The last two surviving wolves on Isle Royale might soon get 20 to 30 new neighbors, after the National Park Service advanced a wolf reintroduction plan Friday for the wilderness island on Lake Superior.
In an effort to intervene in the drastic imbalance between the island's predator wolves and a booming population of vegetation-chomping moose prey, the park service released a final environmental impact statement that favors adding more of the canines over a three-year period.
Under the plan, which could be finalized in a month, officials would start looking for healthy and genetically diverse gray wolves suitable for moving to the island beginning in late autumn.
The wolf reintroduction plan comes amid controversy among conservation groups and others who are split on whether the 1964 Wilderness Act precludes such intervention in federally designated wilderness areas, including 45-mile-long Isle Royale, which sits roughly 20 miles offshore from Grand Portage, Minn. Some groups interpret the law to mean that nature should simply be allowed to take its course.
But Rolf Peterson, a scientist from Michigan Technological University who leads a decades-long research project on the island's wolves and moose, favors population management.
"What counts is getting new paws on the ground and this is a necessary bit of planning that has to precede this," Peterson said. "It's a perfectly fine plan and they should move ahead with it."
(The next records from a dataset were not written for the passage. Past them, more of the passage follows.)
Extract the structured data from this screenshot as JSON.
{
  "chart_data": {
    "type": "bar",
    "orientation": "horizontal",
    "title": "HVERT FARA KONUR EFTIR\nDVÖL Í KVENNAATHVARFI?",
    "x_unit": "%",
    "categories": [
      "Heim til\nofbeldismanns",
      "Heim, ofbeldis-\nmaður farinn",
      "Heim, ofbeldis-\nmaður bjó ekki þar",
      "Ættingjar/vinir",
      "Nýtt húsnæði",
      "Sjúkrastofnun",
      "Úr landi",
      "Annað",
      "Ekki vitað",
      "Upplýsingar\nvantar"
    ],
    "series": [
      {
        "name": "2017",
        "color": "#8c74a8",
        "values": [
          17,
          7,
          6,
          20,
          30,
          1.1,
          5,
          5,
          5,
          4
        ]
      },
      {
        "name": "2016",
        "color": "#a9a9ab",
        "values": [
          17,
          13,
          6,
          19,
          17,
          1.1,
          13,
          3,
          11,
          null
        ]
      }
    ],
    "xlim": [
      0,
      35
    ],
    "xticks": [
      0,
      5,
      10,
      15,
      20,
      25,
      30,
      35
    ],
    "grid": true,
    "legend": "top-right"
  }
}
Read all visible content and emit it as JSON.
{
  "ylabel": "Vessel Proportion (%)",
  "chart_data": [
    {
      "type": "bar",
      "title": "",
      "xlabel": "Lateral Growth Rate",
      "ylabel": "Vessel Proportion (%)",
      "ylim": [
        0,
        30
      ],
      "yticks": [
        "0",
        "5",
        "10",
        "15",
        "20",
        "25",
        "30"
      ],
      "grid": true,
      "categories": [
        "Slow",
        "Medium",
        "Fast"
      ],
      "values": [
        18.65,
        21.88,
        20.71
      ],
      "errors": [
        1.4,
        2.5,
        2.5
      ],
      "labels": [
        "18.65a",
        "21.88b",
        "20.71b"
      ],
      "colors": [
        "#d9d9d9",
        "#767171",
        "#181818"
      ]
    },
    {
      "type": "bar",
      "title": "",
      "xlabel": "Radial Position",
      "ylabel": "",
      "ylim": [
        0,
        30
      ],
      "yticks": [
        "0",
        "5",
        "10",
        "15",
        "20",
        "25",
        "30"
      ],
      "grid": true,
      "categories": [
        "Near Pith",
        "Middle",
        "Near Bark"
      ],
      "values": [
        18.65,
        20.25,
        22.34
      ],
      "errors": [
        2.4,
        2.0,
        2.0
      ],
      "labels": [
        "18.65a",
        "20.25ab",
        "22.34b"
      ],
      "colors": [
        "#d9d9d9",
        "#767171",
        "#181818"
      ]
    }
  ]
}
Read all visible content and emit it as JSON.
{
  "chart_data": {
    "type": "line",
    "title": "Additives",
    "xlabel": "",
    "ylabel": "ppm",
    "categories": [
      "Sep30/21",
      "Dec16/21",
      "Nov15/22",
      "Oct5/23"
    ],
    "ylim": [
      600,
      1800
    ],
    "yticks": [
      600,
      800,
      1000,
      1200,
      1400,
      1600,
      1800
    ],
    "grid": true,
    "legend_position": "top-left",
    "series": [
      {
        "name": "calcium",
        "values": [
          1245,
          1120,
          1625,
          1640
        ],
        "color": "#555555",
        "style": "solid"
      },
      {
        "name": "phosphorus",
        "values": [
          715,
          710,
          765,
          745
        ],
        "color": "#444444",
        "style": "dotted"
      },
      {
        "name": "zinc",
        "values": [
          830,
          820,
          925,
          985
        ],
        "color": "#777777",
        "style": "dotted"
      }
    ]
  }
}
The wolf population on Isle Royale has been on the verge of annihilation in recent years, more than a half-century after a few of them first crossed an ice bridge from the mainland in the late 1940s. At their peak, about 50 wolves later roamed the island, but inbreeding, disease and a freak accident contributed to their decline. Warmer winters have also produced fewer ice bridges in recent years, reducing the chances of new wolves wandering in.
The remaining two wolves are father and daughter, and while they mated once, the pup was visibly deformed and didn't survive its first year, Peterson said.